Mucho se ha dicho de la falta de conexión del gobierno del presidente Gustavo Petro con territorios como el Cesar y, en especial, su capital Valledupar. Han sido cuatro años de falta de coordinación institucional entre lo local y el ente central.
Hoy Emdupar está bajo el control del gobierno central que no ha puesto el dinero necesario ni posibilitó -como ha afirmado el alcalde Orozco- que se conformara un gobierno corporativo adecuado, con una junta de personalidades públicas y del sector privado, gremial y sindical: y que la región, a través del departamento la capitalizara. Tampoco cofinanció ni el reservorio, ni el alcantarillado pluvial, ni la planta de aguas residuales que descarga sobre el río Guatapurí, ni los sistemas de los corregimientos.
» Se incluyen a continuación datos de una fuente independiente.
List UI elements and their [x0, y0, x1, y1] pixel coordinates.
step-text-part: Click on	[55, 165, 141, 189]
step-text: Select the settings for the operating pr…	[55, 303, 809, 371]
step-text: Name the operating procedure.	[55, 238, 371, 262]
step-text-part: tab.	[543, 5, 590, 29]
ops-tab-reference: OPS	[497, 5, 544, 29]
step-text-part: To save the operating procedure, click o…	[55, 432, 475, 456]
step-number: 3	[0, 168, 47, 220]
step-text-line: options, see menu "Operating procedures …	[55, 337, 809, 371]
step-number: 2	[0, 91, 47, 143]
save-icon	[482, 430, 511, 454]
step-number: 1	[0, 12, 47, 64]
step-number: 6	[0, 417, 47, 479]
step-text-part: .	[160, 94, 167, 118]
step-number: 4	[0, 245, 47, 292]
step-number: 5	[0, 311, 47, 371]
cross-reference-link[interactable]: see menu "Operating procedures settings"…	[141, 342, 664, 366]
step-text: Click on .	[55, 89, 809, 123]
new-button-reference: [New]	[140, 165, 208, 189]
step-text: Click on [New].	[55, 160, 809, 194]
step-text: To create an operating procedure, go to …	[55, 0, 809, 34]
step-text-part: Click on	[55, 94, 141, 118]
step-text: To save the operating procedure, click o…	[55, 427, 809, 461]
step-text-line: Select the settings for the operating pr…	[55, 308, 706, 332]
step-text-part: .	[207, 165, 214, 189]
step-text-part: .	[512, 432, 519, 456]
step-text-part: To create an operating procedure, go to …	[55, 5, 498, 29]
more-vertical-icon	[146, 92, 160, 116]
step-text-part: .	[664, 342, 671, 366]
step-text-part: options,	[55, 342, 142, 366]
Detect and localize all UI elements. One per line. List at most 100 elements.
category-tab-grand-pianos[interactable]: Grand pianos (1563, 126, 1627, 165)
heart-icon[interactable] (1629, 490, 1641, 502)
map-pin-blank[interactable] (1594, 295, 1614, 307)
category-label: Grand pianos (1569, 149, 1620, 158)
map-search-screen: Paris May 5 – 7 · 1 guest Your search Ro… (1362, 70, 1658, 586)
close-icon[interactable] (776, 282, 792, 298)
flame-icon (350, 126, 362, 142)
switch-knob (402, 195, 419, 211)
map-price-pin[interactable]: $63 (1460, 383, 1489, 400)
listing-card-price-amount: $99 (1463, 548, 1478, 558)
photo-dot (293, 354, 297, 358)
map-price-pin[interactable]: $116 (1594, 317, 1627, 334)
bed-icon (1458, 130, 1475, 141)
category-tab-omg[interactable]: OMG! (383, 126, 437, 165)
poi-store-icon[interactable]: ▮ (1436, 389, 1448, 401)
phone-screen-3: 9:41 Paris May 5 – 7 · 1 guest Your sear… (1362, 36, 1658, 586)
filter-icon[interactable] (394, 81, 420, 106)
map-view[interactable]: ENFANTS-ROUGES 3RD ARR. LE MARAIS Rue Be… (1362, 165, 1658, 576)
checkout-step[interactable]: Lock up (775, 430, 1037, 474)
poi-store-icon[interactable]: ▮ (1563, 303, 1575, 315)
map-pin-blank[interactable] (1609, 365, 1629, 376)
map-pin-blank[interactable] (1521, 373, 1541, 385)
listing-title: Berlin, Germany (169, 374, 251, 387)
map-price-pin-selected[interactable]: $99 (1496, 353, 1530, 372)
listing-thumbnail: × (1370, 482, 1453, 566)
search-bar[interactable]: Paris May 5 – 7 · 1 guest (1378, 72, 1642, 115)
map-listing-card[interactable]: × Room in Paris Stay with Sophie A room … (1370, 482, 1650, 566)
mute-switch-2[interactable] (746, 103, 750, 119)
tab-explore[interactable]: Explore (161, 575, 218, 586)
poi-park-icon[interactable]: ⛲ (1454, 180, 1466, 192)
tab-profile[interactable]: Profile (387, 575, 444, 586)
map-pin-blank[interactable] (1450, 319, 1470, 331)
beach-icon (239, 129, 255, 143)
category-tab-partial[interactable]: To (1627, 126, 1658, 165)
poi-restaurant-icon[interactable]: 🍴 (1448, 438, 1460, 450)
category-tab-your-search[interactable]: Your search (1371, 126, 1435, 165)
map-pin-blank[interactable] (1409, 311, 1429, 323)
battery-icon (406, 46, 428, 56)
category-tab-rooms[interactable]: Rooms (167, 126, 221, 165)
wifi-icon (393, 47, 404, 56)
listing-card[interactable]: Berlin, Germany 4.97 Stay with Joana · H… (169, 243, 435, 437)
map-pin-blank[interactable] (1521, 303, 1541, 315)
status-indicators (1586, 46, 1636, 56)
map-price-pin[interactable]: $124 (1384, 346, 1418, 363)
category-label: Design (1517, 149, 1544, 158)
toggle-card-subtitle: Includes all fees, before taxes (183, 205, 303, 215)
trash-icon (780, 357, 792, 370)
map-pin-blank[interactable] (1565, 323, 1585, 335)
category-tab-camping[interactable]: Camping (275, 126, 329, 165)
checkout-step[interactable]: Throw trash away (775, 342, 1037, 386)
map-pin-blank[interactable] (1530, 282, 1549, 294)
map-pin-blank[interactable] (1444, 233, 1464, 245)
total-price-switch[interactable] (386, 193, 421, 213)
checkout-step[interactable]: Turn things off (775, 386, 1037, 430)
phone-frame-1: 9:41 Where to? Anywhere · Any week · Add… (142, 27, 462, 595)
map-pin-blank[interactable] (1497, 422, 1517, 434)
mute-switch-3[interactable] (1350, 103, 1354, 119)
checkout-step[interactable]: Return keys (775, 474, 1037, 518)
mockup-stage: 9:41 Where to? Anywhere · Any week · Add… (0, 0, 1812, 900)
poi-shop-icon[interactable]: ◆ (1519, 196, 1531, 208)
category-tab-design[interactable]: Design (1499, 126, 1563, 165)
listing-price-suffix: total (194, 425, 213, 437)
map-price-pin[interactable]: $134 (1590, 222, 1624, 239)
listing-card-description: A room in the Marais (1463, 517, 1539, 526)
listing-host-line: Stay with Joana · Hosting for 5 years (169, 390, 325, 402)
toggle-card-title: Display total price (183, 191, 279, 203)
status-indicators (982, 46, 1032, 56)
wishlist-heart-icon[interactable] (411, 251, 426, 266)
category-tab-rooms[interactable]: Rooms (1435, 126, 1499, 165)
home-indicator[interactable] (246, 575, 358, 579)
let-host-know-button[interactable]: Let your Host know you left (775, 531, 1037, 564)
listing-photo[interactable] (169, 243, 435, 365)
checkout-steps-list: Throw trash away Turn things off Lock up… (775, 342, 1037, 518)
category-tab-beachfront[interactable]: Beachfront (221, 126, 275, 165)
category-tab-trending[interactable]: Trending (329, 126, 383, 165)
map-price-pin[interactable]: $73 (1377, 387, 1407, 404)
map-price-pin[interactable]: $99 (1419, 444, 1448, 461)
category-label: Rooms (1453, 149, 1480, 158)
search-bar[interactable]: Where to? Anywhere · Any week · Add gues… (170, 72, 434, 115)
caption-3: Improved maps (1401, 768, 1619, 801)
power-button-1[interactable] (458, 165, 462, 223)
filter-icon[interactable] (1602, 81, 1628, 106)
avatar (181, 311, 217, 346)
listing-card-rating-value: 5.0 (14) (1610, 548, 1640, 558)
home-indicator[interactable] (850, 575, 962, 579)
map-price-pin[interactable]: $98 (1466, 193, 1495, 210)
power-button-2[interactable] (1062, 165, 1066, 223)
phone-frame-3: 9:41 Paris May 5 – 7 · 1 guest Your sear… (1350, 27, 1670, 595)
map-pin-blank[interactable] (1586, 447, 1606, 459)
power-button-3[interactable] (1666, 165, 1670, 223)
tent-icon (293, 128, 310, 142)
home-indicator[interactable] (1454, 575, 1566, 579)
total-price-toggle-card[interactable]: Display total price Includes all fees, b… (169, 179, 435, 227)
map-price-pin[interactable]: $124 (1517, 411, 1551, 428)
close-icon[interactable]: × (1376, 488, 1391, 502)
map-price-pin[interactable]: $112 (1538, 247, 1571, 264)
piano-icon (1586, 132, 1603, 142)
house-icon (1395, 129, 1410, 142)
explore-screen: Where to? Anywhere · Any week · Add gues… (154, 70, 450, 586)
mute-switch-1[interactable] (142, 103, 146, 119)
Y el tema de energía también está regulado por el gobierno nacional, que maneja las comisiones respectivas y la Superintendencia. Afinia y Air-e son distribuidoras contratistas de la Nación.
El hospital Rosario Pumarejo de López, otra entidad, sigue en manos de la intervención de la Superintendencia de Salud. Al parecer, los resultados, en balance, han sido mejores, pero no monopoliza el servicio de salud, pues hay otras IPS privadas y públicas, como el Eduardo Arredondo, en la ciudad. Pero Emdupar y Afinia son un monopolio natural, poseedoras de las redes de distribución del servicio.